Las dificultades existen y esta sociedad tan competitiva en que vivimos nos invita permanentemente a elevar el listón de la exigencia e indirectamente a no sentirnos felices, aunque paradójicamente casi se nos obligue a serlo, siempre que no queramos ubicarnos en ese nicho de marginación que ocupan los “fracasados”. Una actitud positiva no es sinónimo de felicidad, sino de ejecución eficaz: vivamos los momentos de malestar sin desesperarnos, sin culpabilizarnos ni culpar a los otros y sobre todo, sin paralizarnos.
Esta actitud positiva nos ayuda también a disfrutar de los momentos felices y a abrirnos al mundo que nos rodea, promueve la escucha activa y participativa. Y nos anima a la disposición a compartir desde la vulnerabilidad, a aceptar el riesgo y a sentir y amar. Si tuviéramos que asociar estos momentos felices con alguna emoción específica , sería con la pasión. Entendida como apasionarse con las cosas que hacemos y vivimos, sentirlas como creación propia, valorarlas y enorgullecernos de ellos.
La persona que se sabe feliz sabe que la desgracia es una posibilidad, mientras que la felicidad es una elección.

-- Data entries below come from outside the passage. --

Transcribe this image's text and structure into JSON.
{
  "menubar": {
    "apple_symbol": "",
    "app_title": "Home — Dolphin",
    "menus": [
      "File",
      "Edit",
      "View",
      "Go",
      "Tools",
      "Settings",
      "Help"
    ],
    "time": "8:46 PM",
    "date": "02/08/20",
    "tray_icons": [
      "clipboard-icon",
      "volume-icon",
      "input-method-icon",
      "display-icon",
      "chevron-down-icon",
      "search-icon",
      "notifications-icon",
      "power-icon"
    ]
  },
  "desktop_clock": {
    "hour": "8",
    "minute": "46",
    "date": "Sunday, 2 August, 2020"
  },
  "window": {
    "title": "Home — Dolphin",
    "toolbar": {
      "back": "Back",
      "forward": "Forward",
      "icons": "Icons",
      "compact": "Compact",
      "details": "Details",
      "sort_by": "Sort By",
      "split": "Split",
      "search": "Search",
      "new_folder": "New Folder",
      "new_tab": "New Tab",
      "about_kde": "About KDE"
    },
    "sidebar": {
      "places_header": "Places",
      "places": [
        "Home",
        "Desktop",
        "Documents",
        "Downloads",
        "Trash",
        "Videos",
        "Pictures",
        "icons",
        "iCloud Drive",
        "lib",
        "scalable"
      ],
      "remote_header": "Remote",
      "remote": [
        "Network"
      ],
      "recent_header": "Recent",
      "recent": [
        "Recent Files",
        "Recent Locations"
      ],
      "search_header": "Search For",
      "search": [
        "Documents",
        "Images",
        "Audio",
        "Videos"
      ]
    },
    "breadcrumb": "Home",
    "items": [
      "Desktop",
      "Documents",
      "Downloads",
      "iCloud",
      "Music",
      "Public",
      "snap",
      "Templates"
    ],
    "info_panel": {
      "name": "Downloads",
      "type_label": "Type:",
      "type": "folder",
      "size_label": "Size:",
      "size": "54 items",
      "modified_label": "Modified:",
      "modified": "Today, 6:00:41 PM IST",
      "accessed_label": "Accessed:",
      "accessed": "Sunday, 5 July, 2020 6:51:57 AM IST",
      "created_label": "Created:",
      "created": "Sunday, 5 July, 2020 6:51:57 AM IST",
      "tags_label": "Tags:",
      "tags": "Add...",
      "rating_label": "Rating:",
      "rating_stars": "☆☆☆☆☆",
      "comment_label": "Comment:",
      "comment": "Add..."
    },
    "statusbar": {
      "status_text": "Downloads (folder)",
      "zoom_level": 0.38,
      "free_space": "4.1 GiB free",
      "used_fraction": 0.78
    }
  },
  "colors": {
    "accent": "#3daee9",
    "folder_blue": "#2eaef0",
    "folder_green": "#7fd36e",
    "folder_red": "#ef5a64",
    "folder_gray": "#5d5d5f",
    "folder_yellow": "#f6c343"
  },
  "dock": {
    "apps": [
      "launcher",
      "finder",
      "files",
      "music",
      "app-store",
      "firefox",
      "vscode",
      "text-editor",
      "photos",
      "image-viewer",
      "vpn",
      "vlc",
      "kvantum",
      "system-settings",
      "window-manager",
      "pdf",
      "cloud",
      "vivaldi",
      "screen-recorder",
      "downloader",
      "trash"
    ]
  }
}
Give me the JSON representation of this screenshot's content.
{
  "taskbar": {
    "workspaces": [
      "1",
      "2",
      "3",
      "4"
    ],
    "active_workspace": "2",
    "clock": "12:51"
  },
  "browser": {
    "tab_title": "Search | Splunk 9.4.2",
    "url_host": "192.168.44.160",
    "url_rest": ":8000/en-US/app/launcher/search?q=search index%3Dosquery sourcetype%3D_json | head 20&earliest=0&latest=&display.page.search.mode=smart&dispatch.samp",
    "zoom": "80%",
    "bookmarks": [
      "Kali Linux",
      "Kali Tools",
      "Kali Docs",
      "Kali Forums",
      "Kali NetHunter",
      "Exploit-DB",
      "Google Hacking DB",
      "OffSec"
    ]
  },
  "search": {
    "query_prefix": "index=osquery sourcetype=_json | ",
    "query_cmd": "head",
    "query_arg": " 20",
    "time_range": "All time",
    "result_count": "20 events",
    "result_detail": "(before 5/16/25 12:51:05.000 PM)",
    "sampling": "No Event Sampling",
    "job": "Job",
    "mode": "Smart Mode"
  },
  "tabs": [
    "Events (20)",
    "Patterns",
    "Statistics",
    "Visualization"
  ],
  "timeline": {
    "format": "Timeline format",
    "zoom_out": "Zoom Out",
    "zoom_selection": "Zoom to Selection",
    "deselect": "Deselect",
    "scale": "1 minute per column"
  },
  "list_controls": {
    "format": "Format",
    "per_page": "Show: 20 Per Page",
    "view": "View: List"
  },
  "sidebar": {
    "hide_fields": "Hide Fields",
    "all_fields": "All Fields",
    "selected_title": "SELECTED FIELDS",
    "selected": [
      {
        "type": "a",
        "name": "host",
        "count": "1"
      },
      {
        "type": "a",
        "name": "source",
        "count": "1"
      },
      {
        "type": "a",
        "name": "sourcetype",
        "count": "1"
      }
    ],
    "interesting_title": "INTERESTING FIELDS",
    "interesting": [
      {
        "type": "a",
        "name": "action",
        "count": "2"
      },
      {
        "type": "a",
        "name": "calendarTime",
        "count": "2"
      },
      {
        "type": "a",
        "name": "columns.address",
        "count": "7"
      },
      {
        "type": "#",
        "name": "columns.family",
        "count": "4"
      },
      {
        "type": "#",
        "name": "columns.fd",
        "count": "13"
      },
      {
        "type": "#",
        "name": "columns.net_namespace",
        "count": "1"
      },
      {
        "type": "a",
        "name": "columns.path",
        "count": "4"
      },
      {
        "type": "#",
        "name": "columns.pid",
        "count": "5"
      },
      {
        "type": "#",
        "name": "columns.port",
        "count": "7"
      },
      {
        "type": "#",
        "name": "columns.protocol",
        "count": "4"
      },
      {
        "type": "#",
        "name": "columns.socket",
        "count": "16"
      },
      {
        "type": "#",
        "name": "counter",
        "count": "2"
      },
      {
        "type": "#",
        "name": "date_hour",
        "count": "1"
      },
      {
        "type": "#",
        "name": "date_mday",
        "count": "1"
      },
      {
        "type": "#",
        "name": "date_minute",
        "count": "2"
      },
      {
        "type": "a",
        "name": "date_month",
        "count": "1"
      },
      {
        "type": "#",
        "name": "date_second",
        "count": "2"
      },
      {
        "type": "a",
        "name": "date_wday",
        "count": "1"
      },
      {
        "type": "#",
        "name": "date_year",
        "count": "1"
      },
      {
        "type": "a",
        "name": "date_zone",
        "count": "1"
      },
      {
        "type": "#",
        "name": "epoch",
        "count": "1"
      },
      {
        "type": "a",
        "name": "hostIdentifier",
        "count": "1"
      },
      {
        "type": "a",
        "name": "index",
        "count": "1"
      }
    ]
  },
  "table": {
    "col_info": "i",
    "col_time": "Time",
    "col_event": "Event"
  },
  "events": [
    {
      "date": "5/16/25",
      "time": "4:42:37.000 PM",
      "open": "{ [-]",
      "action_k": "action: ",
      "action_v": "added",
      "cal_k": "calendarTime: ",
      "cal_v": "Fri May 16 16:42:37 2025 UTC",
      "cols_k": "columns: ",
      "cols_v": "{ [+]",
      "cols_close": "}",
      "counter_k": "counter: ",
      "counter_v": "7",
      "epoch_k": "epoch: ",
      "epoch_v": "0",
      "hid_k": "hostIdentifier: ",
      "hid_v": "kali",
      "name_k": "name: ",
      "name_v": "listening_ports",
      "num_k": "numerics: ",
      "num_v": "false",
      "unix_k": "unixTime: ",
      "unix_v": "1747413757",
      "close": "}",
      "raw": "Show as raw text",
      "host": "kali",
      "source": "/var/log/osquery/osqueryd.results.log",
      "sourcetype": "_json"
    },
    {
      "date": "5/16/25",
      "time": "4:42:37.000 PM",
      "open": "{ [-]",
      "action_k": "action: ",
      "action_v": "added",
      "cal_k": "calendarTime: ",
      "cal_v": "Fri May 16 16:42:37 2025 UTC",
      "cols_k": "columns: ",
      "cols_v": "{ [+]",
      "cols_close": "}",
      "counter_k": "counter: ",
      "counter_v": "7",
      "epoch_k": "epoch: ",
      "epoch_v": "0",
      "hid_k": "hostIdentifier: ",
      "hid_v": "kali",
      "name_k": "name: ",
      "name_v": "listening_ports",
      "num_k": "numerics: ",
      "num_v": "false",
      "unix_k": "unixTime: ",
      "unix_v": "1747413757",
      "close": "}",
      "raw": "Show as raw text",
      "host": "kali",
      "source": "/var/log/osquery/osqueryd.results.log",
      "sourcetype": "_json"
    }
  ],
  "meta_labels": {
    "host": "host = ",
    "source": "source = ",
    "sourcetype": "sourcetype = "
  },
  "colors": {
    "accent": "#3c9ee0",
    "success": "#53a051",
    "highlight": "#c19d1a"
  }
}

Si apostamos porque en nuestra vida estén presentes el máximo de momentos felices, nos vendrá bien:
- Aceptarnos como somos y confiar en nosotros mismos.
- Actitud positiva ante la vida.
- Habilidades sociales y de comunicación.
- Afrontar con realismo y buena actitud cada situación en que nos encontramos.
- Expresar y vivir nuestros sentimientos y emociones
- Consciencia de vivir y disfrutar cada instante.
- Ganas de jugar, reír, descubrir y transgredir algunos límites de lo convencional.
- Alegrarnos con lo que tenemos y entusiasmarnos en nuevos proyectos.
- Estar orgullosos de nosotros y de lo que hemos sido capaces de conseguir.
- Cuidarnos, valorarnos y apasionarnos con la aventura de vivir.